Win Her Back.

You’re nothing to write home about, dear reader. 

Lane Cummingsby Lane Cummings

And sometimes you’re just a plain old jackass. That’s why it doesn’t surprise me in the least that you lost her and she wants nothing to do with you ever again. And buddy, let me tell you something, this girl means it.

Any of your guy friends will tell you to move on and hopefully you won’t f*ck up like that again (ha!). I am the messiah of hope. I am your beacon of light. I am your last chance.

You’ve got to take your brains, balls, pride, self esteem and sense of dignity and shove it.
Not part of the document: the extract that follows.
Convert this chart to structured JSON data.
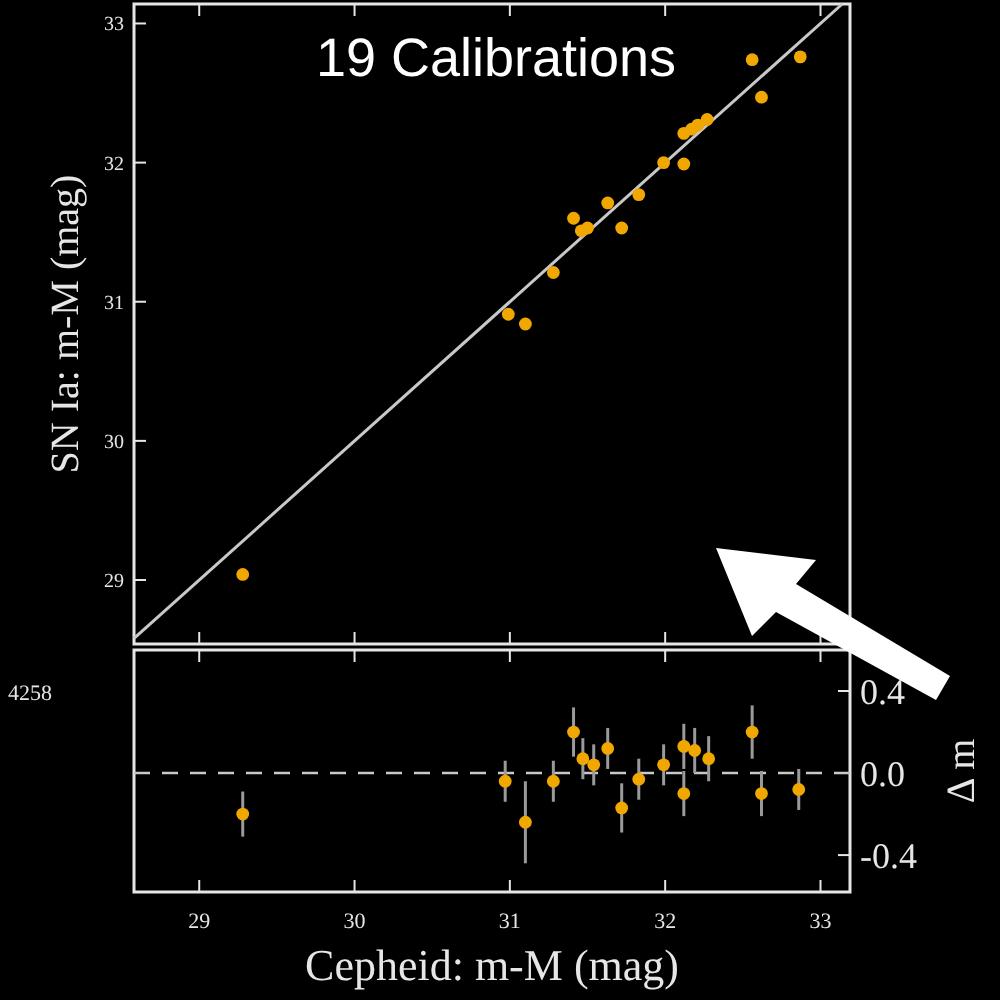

Go out there and win her back.

Singing and dancing.

Did you ever see 10 Things I Hate About You? I didn’t think so, loser. There’s a point where heath ledger (my heart!) does this wild display of singing and dancing to get Julia Stiles to talk to him again (who knows why). He had a microphone, accompanying music and the entire football team and cheerleading squad to bear witness. Women. Love. That. When a man makes a fool out of himself to get our attention, that’s when we say, “he’s a keeper!” 

Spend an obscene amount of money.

You and I both know that anyone can be bought. Whoever said that women weren’t superficially-motivated is probably from a desert island named “MenOnly.”  That crazy thing she’s always wanted, buy it! Make payments! Layaway! Max out the old credit card! Get her that first edition signed copy of Dubliners! Find a time machine and take her to the final taping of the Oprah show!     


Risk life and limb.

Now for the freaky-deakies out there, what I mean is, do this in an attractive “Wow, what a guy” type of way, and not a “wow, what a nutter” kind of way. For example, surfing on one foot is okay while holding a giant sign that says “I love Bernice” with a hula skirt on is just fine and noteworthy, I might add. Walking to the edge of a building’s rooftop and doing the same is neither. 


Surprise her.

Ever watch Three Men and a Little Lady? If the answer is yes, I feel sorry for us both. If the answer is no, there is a point where Ted Danson rips off all this gnarly prosthetic make up that made him look like an elderly priest to show his ex-wife “ha cha! I fooled you” (he’s no longer the love interest in this movie, and it’s way more horrific on every cellular level than this writing is making it sound). Even so, my point is still the same. Jump out of a cake with a big diamond in your hand! Dress up in a chicken suit and chase her down the street and then hit her with a bag of rose petals! Be wacky and use ingenuity!    


Support her dreams.

This truly is the best piece of advice in the whole damn article. So let’s get real. Reader, if there is some way that you can do something which demonstrates you are in fact her biggest fan, supporter and champion, she’ll most likely take you back in a heartbeat. Find a way to give her goals an ass-kick. Introduce her to Karl Lagerfield if she’s into fashion. Hold a security guard at Belle and Sebastian concert up at gunpoint so she can go backstage (I know, the image tickles me as well). Dress up as a terrorist and visit the local admissions department of the university she wants to go to and walk around, ominously handing out cupcakes. I’m not saying she needs your help, I’m just saying it would mean a lot. And that’s what it’s all about.